Maharashtra’s sugar sector is all set to gain considerately with the state government further easing control of molasses for the production of ethanol. The excise department, led by BJP’s Chandrasekhar Bavankule, has decided to withdraw the existing cap on the surplus molasses gained during the extraction of sugar from sugarcane. Molasses is the dark, sweet, and syrupy byproduct of refining sugarcane.
The politically influential sugar lobby in the state had been up in arms over the cap, that was introduced by the department on May 2, 2015 and had restricted the release of surplus molasses, gained over and above the declared annual production, to five per cent.
Millers had claimed that the cap was adhoc and lacked any scientific basis as the production of molasses can vary depending on the variety and the manner of sugar extraction, along with the process used for the extraction of the byproduct.
Following their protest, the department has decided to withdraw the cap allowing the millers to release and sell molasses gained in surplus.
Chief Minister Devendra Fadnavis had announced decontrol of the byproduct on January 16 this year.
Sources said the move is expected to translate into a handsome gain for the sugar mills, especially since the sale price of molasses has risen sharply — from Rs 3,000 per tonnes to Rs 7,000 per tonnes.
Confirming the move, Excise Commissioner V Radha said about 1 lakh tonne of molasses was pending disposal across the state due to the cap. “We have decided to release it.

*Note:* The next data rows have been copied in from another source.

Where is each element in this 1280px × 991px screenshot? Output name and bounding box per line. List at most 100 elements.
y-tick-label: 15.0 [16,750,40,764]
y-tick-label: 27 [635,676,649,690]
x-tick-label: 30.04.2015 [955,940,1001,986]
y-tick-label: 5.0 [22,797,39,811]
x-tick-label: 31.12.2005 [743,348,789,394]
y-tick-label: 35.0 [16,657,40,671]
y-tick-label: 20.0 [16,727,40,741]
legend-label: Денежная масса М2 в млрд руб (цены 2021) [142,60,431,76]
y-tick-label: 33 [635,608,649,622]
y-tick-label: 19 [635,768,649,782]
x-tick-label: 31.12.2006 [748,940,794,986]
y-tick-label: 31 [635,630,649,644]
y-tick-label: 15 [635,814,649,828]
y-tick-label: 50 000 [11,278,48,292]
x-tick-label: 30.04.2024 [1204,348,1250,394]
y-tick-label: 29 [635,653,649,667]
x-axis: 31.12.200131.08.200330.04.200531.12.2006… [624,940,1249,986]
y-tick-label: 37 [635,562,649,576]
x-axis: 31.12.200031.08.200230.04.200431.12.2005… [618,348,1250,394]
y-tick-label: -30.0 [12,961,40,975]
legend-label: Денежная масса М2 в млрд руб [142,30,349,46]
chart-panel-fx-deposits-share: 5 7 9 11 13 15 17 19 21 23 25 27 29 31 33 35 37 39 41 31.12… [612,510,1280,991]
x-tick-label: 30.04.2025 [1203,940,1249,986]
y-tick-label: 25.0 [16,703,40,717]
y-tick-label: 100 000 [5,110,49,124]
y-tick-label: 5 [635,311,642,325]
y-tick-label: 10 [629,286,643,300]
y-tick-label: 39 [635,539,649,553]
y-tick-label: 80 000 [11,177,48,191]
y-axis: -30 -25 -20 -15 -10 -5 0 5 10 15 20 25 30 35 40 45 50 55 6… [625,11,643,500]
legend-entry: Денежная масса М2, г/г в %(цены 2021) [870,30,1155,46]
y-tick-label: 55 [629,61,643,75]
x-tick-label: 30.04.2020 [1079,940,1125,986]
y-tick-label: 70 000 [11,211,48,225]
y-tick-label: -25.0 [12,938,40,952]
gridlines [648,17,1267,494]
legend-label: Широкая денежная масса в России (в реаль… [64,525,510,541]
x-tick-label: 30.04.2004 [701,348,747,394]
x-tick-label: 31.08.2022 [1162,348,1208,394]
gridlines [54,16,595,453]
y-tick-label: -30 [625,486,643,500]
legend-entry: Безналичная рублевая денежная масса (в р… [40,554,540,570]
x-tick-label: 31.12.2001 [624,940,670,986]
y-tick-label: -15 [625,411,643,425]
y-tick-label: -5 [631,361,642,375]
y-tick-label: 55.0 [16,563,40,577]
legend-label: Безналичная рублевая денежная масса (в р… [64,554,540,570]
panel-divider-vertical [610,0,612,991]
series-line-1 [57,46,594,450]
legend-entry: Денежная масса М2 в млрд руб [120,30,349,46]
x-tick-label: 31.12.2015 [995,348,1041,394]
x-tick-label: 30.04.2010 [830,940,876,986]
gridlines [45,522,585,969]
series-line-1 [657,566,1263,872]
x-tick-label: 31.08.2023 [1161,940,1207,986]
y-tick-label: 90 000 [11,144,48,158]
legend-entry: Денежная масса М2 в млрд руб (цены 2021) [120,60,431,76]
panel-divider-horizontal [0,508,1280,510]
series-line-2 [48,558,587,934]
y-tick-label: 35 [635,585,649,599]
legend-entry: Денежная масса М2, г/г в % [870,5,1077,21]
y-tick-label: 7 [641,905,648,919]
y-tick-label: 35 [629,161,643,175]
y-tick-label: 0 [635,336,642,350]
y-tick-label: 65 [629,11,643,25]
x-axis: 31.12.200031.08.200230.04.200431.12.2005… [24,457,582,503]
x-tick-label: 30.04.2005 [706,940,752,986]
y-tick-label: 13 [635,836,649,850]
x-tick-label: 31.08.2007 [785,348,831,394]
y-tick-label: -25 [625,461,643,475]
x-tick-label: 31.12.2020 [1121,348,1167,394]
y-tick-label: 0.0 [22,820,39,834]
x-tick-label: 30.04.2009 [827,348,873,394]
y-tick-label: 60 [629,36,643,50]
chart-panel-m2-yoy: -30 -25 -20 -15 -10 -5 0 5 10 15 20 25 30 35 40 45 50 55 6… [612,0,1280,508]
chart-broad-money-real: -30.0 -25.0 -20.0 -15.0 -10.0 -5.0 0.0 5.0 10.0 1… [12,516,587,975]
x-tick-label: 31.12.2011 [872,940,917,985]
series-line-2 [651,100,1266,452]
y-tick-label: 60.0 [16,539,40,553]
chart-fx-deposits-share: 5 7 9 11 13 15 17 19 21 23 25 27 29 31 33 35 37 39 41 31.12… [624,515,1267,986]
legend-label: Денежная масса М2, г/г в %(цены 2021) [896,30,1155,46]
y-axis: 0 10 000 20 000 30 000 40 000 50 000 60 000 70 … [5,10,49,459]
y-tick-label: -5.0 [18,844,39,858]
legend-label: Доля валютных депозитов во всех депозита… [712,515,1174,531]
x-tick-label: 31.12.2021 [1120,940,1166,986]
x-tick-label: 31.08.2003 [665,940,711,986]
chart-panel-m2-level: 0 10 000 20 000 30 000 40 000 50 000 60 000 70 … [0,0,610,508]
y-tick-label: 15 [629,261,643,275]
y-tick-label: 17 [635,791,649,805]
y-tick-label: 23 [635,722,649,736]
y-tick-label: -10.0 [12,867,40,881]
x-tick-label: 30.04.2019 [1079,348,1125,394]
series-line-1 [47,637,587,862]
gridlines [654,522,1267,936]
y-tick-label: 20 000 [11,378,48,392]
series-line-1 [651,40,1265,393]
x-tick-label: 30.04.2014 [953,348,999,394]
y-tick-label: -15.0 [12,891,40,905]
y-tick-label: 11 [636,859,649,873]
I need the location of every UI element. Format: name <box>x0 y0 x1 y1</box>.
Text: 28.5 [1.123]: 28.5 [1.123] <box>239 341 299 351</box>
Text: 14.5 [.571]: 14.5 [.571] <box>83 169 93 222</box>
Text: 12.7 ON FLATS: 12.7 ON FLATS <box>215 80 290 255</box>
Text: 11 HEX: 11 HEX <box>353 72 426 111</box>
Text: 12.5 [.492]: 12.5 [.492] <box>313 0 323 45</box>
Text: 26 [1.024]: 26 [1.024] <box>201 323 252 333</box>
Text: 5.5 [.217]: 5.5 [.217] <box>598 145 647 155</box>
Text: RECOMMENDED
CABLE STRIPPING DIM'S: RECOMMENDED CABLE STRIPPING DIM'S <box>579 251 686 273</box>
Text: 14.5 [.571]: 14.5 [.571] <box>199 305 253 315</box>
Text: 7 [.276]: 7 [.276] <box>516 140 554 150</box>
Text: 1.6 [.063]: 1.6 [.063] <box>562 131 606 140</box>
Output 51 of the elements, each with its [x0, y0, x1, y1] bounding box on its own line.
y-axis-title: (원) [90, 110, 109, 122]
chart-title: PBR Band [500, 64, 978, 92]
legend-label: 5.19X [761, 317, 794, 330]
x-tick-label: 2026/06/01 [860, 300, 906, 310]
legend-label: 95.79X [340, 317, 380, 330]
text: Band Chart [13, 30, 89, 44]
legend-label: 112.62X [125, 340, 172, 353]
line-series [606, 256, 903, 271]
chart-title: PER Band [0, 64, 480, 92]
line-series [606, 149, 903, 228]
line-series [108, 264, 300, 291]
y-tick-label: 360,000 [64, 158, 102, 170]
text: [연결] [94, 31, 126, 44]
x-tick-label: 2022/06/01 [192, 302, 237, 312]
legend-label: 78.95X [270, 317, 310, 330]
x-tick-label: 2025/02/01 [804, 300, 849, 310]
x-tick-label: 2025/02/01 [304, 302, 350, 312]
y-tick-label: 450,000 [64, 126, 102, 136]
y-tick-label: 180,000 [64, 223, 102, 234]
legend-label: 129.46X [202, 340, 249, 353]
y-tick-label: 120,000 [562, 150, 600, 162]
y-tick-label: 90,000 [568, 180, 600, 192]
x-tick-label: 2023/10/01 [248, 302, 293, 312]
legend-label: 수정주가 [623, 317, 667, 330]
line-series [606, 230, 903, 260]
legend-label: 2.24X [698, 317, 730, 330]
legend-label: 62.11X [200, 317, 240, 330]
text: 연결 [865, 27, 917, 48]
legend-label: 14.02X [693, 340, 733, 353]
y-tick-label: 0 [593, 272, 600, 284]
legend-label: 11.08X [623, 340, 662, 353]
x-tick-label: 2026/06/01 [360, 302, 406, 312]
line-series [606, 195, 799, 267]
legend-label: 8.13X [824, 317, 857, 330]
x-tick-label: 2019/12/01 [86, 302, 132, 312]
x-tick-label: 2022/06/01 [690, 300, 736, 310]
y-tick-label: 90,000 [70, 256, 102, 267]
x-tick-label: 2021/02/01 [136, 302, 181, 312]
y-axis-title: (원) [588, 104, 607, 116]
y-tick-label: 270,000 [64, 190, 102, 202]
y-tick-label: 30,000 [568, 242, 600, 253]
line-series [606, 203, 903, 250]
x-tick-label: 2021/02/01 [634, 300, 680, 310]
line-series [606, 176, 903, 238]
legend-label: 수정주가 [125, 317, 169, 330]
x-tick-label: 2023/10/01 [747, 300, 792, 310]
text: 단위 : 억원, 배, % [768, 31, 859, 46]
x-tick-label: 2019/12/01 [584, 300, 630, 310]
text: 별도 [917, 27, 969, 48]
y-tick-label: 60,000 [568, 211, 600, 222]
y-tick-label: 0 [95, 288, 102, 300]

But the mills have been asked to submit an affidavit confirming that they are aware about facing strict action if this was found to be misused or misdirected,” she said. Radha had held a meeting in this regard with the reprensentatives from the sugar industry and the state’s sugar commissionerate last week.
Formal orders regarding the withdrawal of the cap are expected to be issued soon. Industry sources said that the move will provide sugar mills a legalised mechanism for disposal and sale of surplus molasses. Maharashtra is the country’s largest sugar producer. It has about 194 sugar mills, most of which are controlled by senior politicians. Of these, nearly 100 have also set up distilleries for production of alcohol using molasses, while a few sell the molasses to nearby distilleries.
The release of the surplus old molasses is also expected to cushion the impact of an estimated shortage in its production this year. Sources said that the estimated availability of sugarcane this year stood at 445 lakh tonnes, that when crushed translates into just five million tonnes of sugar as compared to 8.5 million tonnes last season. The drop in sugar extraction will proportionately impact molasses production too, said sources. Following the rise in the molasses sale price, several sugar factories have stepped forward to report surplus gain of molasses. In fact, even three mills with linked distilleries, too, have applied for regularisation of gain in surplus, sources said.